The remarks by Maros Sefcovic, vice-president of the European Commission, come as the row between the UK and France over post-Brexit fishing rights continues to escalate.

Writing in The Telegraph, Sefcovic said the package of “enhanced opportunities” for Northern Ireland that the EU put forward last month represented “a set of unprecedented and far-reaching practical solutions”, adding: “I am increasingly concerned that the UK government will refuse to engage with this and embark on a path of confrontation.”

The day after Sefcovic’s remarks were published, Brexit minister Lord Frost accused the EU of disregarding the many sensitivities involved in the operation of the Northern Ireland Protocol.

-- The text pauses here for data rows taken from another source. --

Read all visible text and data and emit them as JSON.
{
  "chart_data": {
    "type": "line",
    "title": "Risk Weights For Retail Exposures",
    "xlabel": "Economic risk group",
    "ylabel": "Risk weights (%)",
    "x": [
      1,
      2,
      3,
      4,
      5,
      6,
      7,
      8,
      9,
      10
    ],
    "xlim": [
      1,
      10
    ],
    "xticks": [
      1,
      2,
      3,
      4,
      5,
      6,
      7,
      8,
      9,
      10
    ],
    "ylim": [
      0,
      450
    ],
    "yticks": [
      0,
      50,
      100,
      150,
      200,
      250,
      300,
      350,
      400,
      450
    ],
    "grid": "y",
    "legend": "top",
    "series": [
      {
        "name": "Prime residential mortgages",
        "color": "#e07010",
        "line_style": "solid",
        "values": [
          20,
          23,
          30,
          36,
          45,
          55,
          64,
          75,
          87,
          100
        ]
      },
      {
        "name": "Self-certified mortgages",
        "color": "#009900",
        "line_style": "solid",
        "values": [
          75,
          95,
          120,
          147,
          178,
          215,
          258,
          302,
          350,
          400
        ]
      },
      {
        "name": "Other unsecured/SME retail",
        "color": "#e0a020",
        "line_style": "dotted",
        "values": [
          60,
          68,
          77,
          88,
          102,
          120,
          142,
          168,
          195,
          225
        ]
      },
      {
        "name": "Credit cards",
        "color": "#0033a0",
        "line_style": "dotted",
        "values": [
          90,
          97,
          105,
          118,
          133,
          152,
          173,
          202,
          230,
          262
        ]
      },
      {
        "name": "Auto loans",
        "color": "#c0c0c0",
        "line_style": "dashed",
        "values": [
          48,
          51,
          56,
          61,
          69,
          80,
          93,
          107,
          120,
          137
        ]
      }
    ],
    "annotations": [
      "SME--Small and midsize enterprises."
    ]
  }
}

In the foreword to a new paper by thinktank Policy Exchange, Lord Frost stated that the Protocol was starting to damage the Belfast (Good Friday) Agreement. “The insistence of the EU on treating these arrangements as like any other part of its customs and single market rules, without regard to the huge political, economic, and identity sensitivities involved, has destroyed cross-community consent well before the four-year mark… That is why we must return to the Protocol and deliver a more robust, and more balanced, outcome than we could in 2019. I hope the EU will in the end join us in that.”

The UK and French governments are currently engaged in a war of words over post-Brexit fishing licences. Foreign Secretary Liz Truss has said that the UK will be prepared to take legal action if France does not withdraw its threats to block British fishing boats from some French ports. France has accused the UK of making a political decision to bar a disproportionately high number of French fishing boats from UK and Channel Island waters.